Chaves incluía nas legendas mensagens que mesclam auto-ajuda com a persuasão que usava na hora de angariar investidores.
A operação da PF é o desfecho de investigação que começou no ano passado, quando Cláudio Barbosa e Fabiano Lorite foram presos pela Polícia Rodoviária Federal (PRF) enquanto dirigiam rumo à cidade de Coronel Sapucaia, na fronteira entre Mato Grosso do Sul e o Paraguai.
Os policiais encontraram no porta-malas mais de R$ 500 mil em esmeraldas com nota fiscal considerada “inidônea”. Ambos foram presos por falsidade ideológica.
Os empresários poderão ser denunciados por crimes contra o sistema financeiro nacional, evasão de divisas, lavagem de dinheiro, usurpação de bens públicos, crime ambiental e estelionato.
Procuradas, as defesas dos investigados não se pronunciaram até o fechamento desta edição.

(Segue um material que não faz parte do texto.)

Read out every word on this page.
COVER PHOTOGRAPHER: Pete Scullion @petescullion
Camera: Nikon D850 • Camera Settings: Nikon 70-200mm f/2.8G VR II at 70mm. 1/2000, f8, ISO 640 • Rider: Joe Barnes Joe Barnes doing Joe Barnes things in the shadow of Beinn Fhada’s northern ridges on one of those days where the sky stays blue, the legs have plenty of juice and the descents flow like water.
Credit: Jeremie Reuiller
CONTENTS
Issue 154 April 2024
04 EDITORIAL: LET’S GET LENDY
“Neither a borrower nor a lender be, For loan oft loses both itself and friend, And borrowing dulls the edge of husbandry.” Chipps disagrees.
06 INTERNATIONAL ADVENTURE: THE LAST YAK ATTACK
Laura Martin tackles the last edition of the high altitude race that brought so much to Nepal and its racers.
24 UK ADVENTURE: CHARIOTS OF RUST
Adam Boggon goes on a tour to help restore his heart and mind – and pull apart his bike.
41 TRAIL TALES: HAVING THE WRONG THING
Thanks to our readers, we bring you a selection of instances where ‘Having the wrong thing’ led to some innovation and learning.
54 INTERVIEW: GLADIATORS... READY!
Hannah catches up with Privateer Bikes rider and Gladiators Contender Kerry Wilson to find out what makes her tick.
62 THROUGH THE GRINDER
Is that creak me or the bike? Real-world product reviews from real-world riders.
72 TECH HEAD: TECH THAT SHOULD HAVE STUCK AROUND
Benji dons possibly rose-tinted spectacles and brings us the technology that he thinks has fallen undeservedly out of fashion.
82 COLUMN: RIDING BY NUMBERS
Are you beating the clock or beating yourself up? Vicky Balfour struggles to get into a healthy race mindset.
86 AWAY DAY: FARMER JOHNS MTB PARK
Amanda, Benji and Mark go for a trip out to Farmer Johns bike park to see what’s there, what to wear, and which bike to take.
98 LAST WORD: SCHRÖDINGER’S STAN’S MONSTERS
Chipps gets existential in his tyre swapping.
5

O que é a pirâmide financeira?
A pirâmide financeira é um esquema comercial insustentável, no qual a principal receita é a remuneração pela indicação de novos integrantes. Isso acontece por meio de uma taxa de entrada no negócio ou investimento inicial. Os investidores são atraídos por promessas de ganhos altos no curto prazo.
— Existe uma retroalimentação. A pessoa que investe R$ 20 é obrigada a levar outras duas, que também invistam esse valor. Então, R$ 10 de cada uma são usados para remunerar quem está no topo — explica o criminalista especializado em Direito Penal Empresarial, Thiago Nicolai, do DSA Advogados. — O dinheiro dos novos entrantes é consumido. Tem sempre um buraco na base da pirâmide. Se todo mundo resolver sacar, o negócio quebra.
O advogado avalia que muitas pessoas caem em golpes relacionados a criptomoedas porque o assunto ainda é pouco conhecido:
— O ganho acaba sendo uma maquiagem feita com dinheiro dos novos entrantes.